Wade, James frustrated in Game 1
It took just 41 seconds for LeBron James and Dwyane Wade to announce their presences with authority.
In Game 1's first possession Sunday night at United Center, James blocked Luol Deng's driving layup, grabbed the rebound and fed the ball ahead to Wade for a resounding dunk.
On the Bulls' second possession, James stole the ball from Derrick Rose and flew down the floor for a monstrous one-handed dunk of his own.
But just when the Eastern Conference finals appeared to be a fait accompli, the NBA's most famous duo devolved into two frustrated dudes.
James and Wade combined for 33 points on 12-of-32 shooting as the Bulls pulled away in the second half for a 103-82 triumph in Game 1.
Considering they entered Sunday's game combining for 52 points per game this season, that 19-point shortfall represented almost the entire margin of the Heat's defeat.
And in the money moments? They combined for 1 basket in the fourth quarter.
After James hit a 3-pointer with 10:03 to go to pull the Heat within 8, neither superstar scored again.
In fact, Wade didn't take a single shot during his seven fourth-quarter minutes.
Meanwhile, backup guard Mario Chalmers put up 6 of the Heat's shots in the fourth.
"I don't even remember shooting the ball," Wade said with a wistful chuckle. "We just didn't do a good job of moving the ball and getting to other opportunities.
"I thought we got it too late in the shot clock and had to throw up some Hail Marys at the end and they didn't go in."
James, who finished 5 of 15 from the field, seemed even-keeled about Sunday's results -- both personally and franchise-wide.
"There were a couple of shots that I normally make, that I've made in the past," said James, who settled all too frequently for jumpers.
Case in point?

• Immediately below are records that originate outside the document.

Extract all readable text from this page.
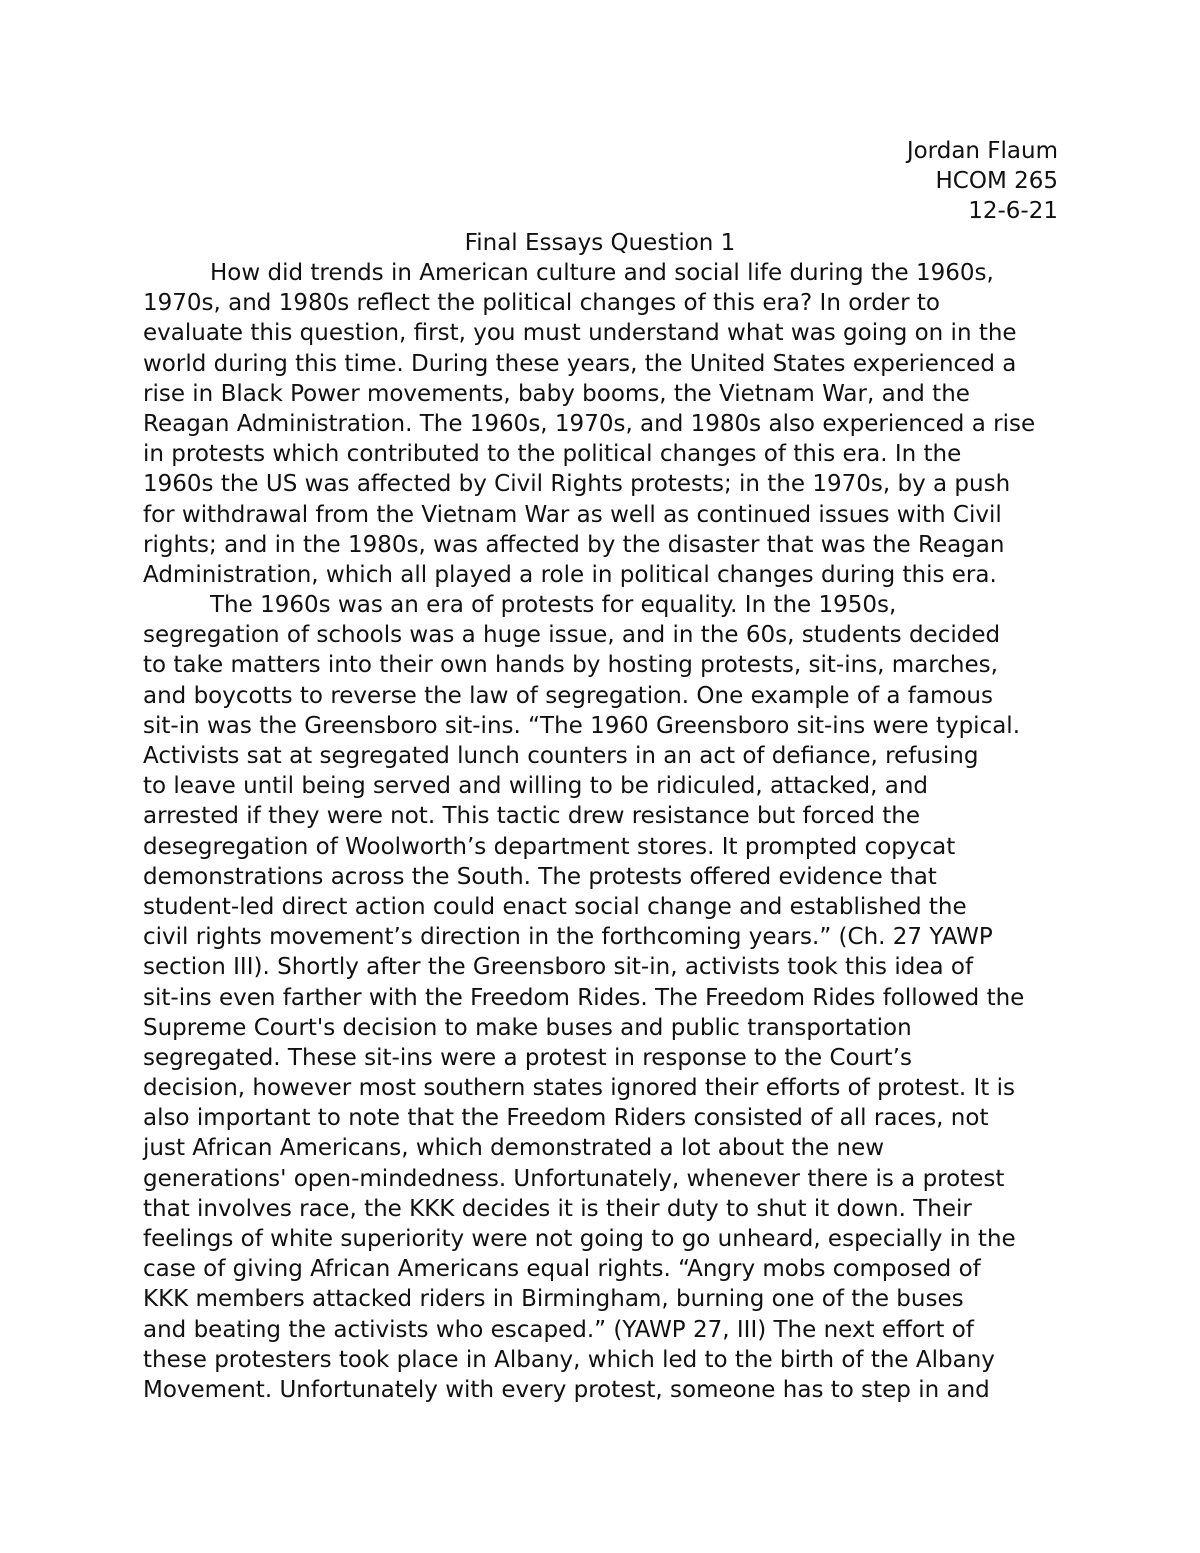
Jordan Flaum
HCOM 265
12-6-21
Final Essays Question 1
How did trends in American culture and social life during the 1960s,
1970s, and 1980s reflect the political changes of this era? In order to
evaluate this question, first, you must understand what was going on in the
world during this time. During these years, the United States experienced a
rise in Black Power movements, baby booms, the Vietnam War, and the
Reagan Administration. The 1960s, 1970s, and 1980s also experienced a rise
in protests which contributed to the political changes of this era. In the
1960s the US was affected by Civil Rights protests; in the 1970s, by a push
for withdrawal from the Vietnam War as well as continued issues with Civil
rights; and in the 1980s, was affected by the disaster that was the Reagan
Administration, which all played a role in political changes during this era.
The 1960s was an era of protests for equality. In the 1950s,
segregation of schools was a huge issue, and in the 60s, students decided
to take matters into their own hands by hosting protests, sit-ins, marches,
and boycotts to reverse the law of segregation. One example of a famous
sit-in was the Greensboro sit-ins. “The 1960 Greensboro sit-ins were typical.
Activists sat at segregated lunch counters in an act of defiance, refusing
to leave until being served and willing to be ridiculed, attacked, and
arrested if they were not. This tactic drew resistance but forced the
desegregation of Woolworth’s department stores. It prompted copycat
demonstrations across the South. The protests offered evidence that
student-led direct action could enact social change and established the
civil rights movement’s direction in the forthcoming years.” (Ch. 27 YAWP
section III). Shortly after the Greensboro sit-in, activists took this idea of
sit-ins even farther with the Freedom Rides. The Freedom Rides followed the
Supreme Court's decision to make buses and public transportation
segregated. These sit-ins were a protest in response to the Court’s
decision, however most southern states ignored their efforts of protest. It is
also important to note that the Freedom Riders consisted of all races, not
just African Americans, which demonstrated a lot about the new
generations' open-mindedness. Unfortunately, whenever there is a protest
that involves race, the KKK decides it is their duty to shut it down. Their
feelings of white superiority were not going to go unheard, especially in the
case of giving African Americans equal rights. “Angry mobs composed of
KKK members attacked riders in Birmingham, burning one of the buses
and beating the activists who escaped.” (YAWP 27, III) The next effort of
these protesters took place in Albany, which led to the birth of the Albany
Movement. Unfortunately with every protest, someone has to step in and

On one fourth-quarter possession, a defensive switch left Bulls backup center Omer Asik guarding James at the top of the key.
Instead of attacking the taller and slower defender, James jab-stepped and settled for a 20-foot step-back shot that didn't go.
His shooting issues aside, James diagnosed the real culprit in Game 1: The Bulls' 31-8 edge in second-chance points.
Joakim Noah had more offensive rebounds (8) than the Heat (6) for the game.
"You play defense hard and then a shot goes up and they get an offensive rebound and kick it out for a 3 or get a layup or get a dunk," James said. "Those are demoralizing for a defensive team."
James didn't mention his role in one of the game's most important possessions.
Midway through the third quarter with Miami holding on to a 58-57 lead, Deng missed a 3-pointer from the corner.
James didn't box him out, which allowed Deng to grab the offensive rebound and feed Keith Bogans.
Though Bogans missed his 3-pointer, Carlos Boozer grabbed that miss and hit Derrick Rose for an open 3-pointer that gave the Bulls the lead for good.
"We've got to figure a way to clean that up," James said.